Energy drinks aren't supposed to supply you with nutritional energy but to temporarily stimulate your mental and/or physical functions and encourage your body to use energy it already has. Such stimulated person might be seen as "more energetic" because of
enhanced alertness, awareness, wakefulness, endurance, productivity, and motivation, increased arousal, locomotion, heart rate, and blood pressure, and the perception of a diminished requirement for food and sleep.
(source of above description)
What are energy drinks made of:
Energy drinks can contain more than 15 ingredients, but the essential components come in five categories: (1) caffeine; (2) a sweetener of some kind (usually sugar); (3) one or more amino acids (most often taurine but sometimes L-carnitine); (4) vitamins B and (5) one or more plant/herbal extracts such as ginko biloba, guarana, ginseng, milk thistle etc.
(source)
In all energy drinks I've personally seen there was only one clearly stimulating compound and it was caffeine, "the world's most widely consumed psychoactive drug" (as Wikipedia nicely desbribes it).

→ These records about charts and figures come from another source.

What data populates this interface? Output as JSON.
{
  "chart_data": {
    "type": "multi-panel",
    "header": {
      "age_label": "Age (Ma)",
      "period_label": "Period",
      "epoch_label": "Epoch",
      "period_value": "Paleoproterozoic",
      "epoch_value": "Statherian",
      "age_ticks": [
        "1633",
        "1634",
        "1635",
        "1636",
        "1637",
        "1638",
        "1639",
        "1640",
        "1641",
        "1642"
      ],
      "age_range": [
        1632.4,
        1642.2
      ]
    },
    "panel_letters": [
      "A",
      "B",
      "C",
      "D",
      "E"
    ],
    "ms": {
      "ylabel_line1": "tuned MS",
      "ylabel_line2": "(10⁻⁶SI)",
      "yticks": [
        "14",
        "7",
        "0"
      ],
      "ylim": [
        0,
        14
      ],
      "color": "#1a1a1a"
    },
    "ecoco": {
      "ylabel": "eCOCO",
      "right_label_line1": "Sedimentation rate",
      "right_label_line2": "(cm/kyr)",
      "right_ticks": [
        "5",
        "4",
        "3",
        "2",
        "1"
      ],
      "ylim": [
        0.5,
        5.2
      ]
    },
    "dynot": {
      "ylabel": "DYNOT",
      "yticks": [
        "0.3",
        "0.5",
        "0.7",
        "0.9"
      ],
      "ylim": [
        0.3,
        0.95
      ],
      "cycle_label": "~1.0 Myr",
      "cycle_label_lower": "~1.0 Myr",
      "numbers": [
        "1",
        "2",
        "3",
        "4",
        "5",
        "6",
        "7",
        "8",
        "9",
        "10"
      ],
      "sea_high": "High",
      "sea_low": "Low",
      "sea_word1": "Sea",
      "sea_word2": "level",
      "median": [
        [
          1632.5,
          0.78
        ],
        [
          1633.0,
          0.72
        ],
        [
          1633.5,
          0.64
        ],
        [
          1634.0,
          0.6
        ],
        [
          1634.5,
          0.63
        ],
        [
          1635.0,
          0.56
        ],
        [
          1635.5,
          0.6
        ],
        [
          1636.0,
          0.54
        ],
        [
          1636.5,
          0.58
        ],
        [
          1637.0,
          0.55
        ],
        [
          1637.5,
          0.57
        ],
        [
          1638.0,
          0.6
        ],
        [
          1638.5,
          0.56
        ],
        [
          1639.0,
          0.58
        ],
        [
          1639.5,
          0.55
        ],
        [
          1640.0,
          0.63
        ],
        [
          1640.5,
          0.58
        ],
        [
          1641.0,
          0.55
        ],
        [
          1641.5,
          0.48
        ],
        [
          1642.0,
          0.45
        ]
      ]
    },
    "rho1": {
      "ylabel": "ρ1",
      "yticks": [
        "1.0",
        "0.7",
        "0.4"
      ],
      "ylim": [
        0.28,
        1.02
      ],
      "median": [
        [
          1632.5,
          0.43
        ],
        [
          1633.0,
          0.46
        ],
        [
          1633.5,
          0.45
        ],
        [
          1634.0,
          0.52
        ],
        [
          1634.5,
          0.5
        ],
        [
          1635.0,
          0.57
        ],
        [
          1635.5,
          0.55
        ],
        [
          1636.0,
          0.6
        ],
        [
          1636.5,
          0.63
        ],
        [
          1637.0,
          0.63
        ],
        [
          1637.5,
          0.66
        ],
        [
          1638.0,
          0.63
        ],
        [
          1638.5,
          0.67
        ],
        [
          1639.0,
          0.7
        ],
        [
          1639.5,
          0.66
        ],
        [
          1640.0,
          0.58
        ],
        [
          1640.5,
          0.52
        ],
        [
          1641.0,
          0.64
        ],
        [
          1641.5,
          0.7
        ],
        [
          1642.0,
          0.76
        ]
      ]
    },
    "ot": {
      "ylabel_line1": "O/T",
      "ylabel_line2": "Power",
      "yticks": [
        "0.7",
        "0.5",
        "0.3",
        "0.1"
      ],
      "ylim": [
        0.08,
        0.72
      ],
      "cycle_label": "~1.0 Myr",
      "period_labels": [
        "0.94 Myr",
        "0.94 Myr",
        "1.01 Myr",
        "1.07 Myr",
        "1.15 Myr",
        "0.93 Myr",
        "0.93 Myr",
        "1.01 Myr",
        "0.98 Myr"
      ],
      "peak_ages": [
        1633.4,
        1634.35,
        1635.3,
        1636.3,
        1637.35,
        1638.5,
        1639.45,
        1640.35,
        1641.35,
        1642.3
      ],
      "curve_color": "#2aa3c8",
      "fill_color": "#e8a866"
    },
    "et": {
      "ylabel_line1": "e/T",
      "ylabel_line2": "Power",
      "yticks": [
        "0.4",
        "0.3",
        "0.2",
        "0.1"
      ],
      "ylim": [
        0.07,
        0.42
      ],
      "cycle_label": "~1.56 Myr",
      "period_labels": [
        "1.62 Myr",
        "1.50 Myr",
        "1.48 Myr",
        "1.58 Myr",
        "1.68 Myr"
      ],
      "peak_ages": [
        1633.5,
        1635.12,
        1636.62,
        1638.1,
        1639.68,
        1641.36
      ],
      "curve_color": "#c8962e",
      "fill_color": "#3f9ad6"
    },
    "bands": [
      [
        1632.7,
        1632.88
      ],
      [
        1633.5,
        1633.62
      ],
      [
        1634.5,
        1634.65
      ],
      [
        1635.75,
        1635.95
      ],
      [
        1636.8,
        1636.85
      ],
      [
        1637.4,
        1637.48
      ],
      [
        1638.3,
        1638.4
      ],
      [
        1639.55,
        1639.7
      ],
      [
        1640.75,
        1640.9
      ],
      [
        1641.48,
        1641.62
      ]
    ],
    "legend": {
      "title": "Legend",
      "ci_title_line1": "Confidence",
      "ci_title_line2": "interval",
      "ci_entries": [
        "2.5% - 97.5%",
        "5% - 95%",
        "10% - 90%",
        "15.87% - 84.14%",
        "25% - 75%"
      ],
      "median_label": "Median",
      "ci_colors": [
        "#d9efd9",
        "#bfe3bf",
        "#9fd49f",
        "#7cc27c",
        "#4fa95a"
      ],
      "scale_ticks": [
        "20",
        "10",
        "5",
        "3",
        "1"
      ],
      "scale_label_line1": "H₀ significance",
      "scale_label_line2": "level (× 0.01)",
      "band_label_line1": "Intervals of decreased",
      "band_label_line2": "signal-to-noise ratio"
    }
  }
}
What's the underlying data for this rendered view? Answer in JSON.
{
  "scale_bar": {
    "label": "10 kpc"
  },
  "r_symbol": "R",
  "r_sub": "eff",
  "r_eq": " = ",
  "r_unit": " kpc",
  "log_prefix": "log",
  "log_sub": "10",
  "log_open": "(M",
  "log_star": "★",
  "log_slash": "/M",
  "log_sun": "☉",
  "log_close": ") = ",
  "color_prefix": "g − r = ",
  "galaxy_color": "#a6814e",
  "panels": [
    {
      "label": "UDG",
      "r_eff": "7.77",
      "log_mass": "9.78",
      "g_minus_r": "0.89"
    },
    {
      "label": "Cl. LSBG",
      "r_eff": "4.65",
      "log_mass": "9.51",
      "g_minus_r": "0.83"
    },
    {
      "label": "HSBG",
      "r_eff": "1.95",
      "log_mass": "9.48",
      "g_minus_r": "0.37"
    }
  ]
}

Caffeine, an adenosine receptor antagonist, is a stimulant that can influence the activity of neuronal control pathways in the central and peripheral nervous systems. It is the most common stimulant in EBs [Energy Beverages] (...)
(Energy Beverages: Content and Safety, 2010)

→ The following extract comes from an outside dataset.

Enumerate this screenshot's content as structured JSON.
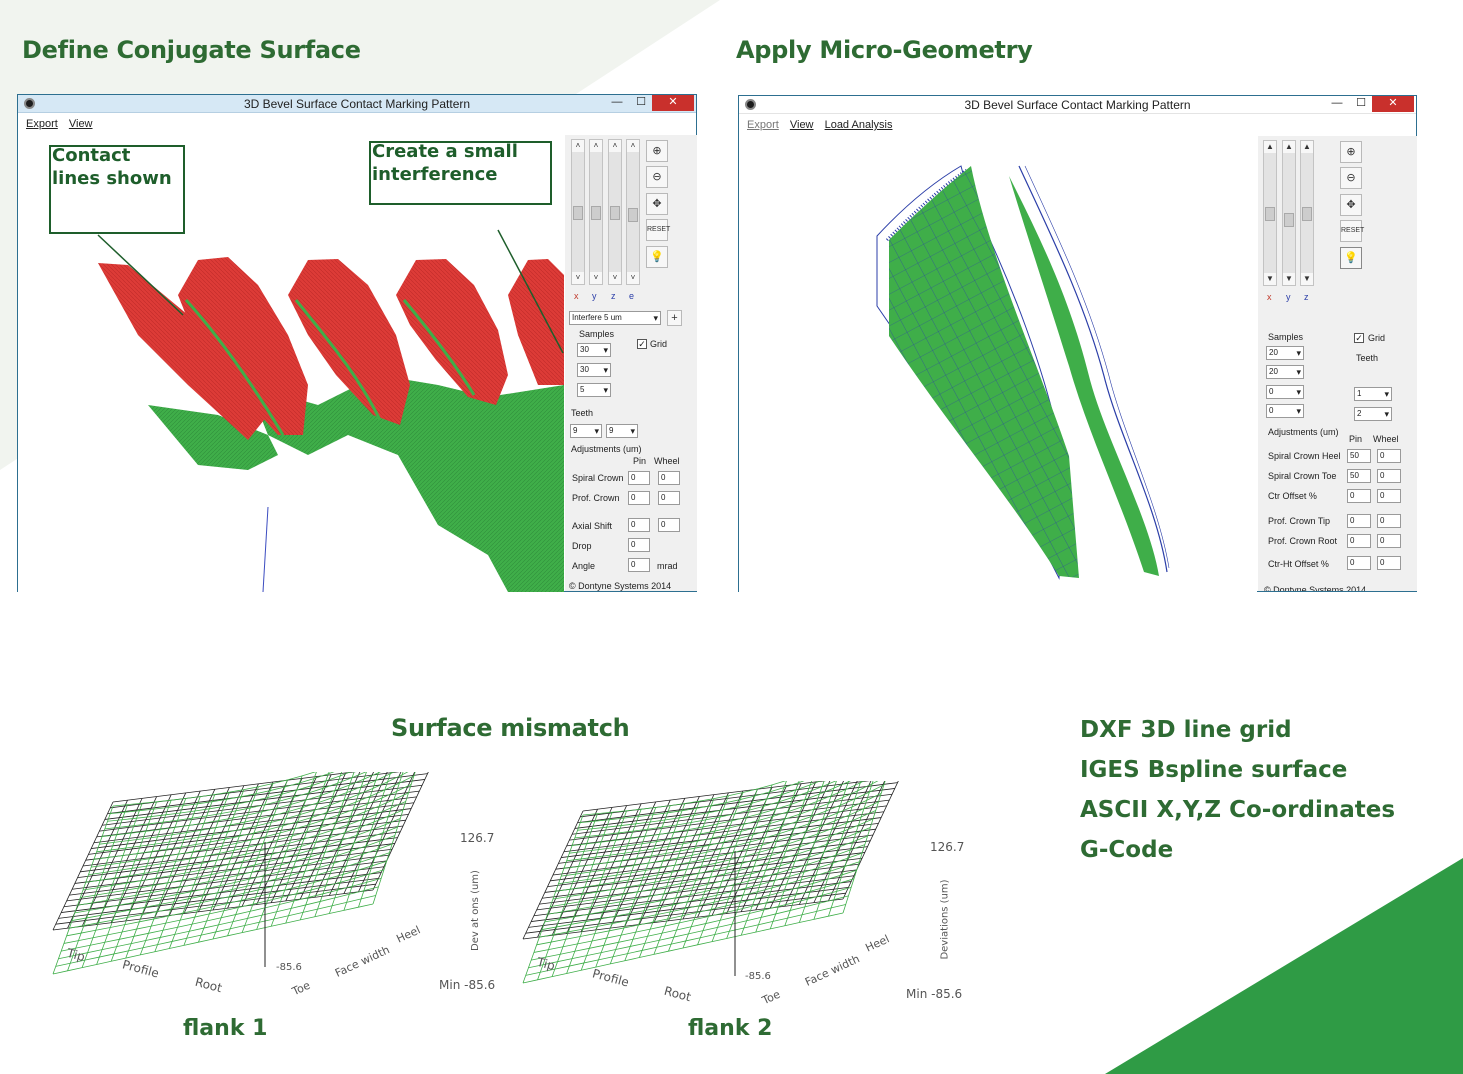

There are also other substances in energy drinks, but their purpose and effect is often unclear. or example, glucuronolactone, ginseng, ginkgo biloba and many others. Some of them might actually work in some mildly stimulating way. If you're interested, read Energy Beverages: Content and Safety.

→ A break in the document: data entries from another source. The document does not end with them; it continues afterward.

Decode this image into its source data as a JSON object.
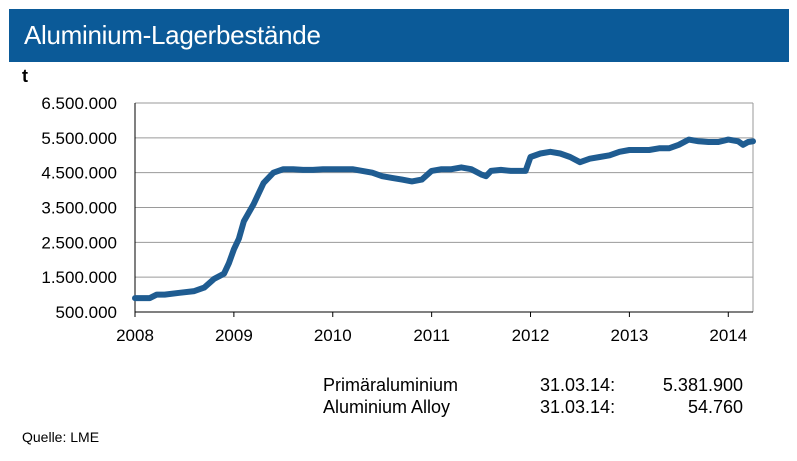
{
  "title": "Aluminium-Lagerbestände",
  "unit": "t",
  "legend": [
    {
      "name": "Primäraluminium",
      "date": "31.03.14:",
      "value": "5.381.900"
    },
    {
      "name": "Aluminium Alloy",
      "date": "31.03.14:",
      "value": "54.760"
    }
  ],
  "source": "Quelle: LME",
  "colors": {
    "title_bar": "#0b5a98",
    "line": "#1f5c91"
  },
  "chart_data": {
    "type": "line",
    "ylim": [
      500000,
      6500000
    ],
    "yticks": [
      500000,
      1500000,
      2500000,
      3500000,
      4500000,
      5500000,
      6500000
    ],
    "ytick_labels": [
      "500.000",
      "1.500.000",
      "2.500.000",
      "3.500.000",
      "4.500.000",
      "5.500.000",
      "6.500.000"
    ],
    "xlim": [
      2008.0,
      2014.25
    ],
    "xticks": [
      2008,
      2009,
      2010,
      2011,
      2012,
      2013,
      2014
    ],
    "xtick_labels": [
      "2008",
      "2009",
      "2010",
      "2011",
      "2012",
      "2013",
      "2014"
    ],
    "grid": "horizontal",
    "series": [
      {
        "x": [
          2008.0,
          2008.15,
          2008.22,
          2008.3,
          2008.45,
          2008.6,
          2008.7,
          2008.8,
          2008.9,
          2008.95,
          2009.0,
          2009.05,
          2009.1,
          2009.2,
          2009.3,
          2009.4,
          2009.5,
          2009.6,
          2009.7,
          2009.8,
          2009.9,
          2010.0,
          2010.1,
          2010.2,
          2010.3,
          2010.4,
          2010.5,
          2010.6,
          2010.7,
          2010.8,
          2010.9,
          2011.0,
          2011.1,
          2011.2,
          2011.3,
          2011.4,
          2011.5,
          2011.55,
          2011.6,
          2011.7,
          2011.8,
          2011.95,
          2012.0,
          2012.1,
          2012.2,
          2012.3,
          2012.4,
          2012.5,
          2012.6,
          2012.7,
          2012.8,
          2012.9,
          2013.0,
          2013.1,
          2013.2,
          2013.3,
          2013.4,
          2013.5,
          2013.6,
          2013.7,
          2013.8,
          2013.9,
          2014.0,
          2014.1,
          2014.15,
          2014.2,
          2014.25
        ],
        "values": [
          900000,
          900000,
          1000000,
          1000000,
          1050000,
          1100000,
          1200000,
          1450000,
          1600000,
          1900000,
          2300000,
          2600000,
          3100000,
          3600000,
          4200000,
          4500000,
          4600000,
          4600000,
          4580000,
          4580000,
          4600000,
          4600000,
          4600000,
          4600000,
          4550000,
          4500000,
          4400000,
          4350000,
          4300000,
          4250000,
          4300000,
          4550000,
          4600000,
          4600000,
          4650000,
          4600000,
          4450000,
          4400000,
          4550000,
          4580000,
          4550000,
          4550000,
          4950000,
          5050000,
          5100000,
          5050000,
          4950000,
          4800000,
          4900000,
          4950000,
          5000000,
          5100000,
          5150000,
          5150000,
          5150000,
          5200000,
          5200000,
          5300000,
          5450000,
          5400000,
          5380000,
          5380000,
          5450000,
          5400000,
          5300000,
          5380000,
          5400000
        ]
      }
    ]
  }
}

Now, sugar is not considered a stimulant, although
Administration of glucose or other carbohydrates before, during, and after prolonged exercise (>1 hour) has been shown to postpone fatigue, conserve muscle glycogen, and improve performance.
(Energy Beverages: Content and Safety, 2010)
There was a common myth about children being stimulated by candies and other sugar products, but it was proven false. In some aspects and for some people (e.g. elderly) sugar may improve some congnitive perfomance, but for others it (e.g. infants) it may work as sedative. Its removal from energy drink probably doesn't change much, other sweeteners are used instead, although one may wonder what are all those vitamins then:
Because EBs contain large amounts of sugar, these vitamins are touted as ingredients necessary to convert the added sugar to energy. Hence, the B vitamins are the “key” needed to unlock all the energy provided by the simple sugars in EBs, and this is the extra energy that EB companies claim their product can provide.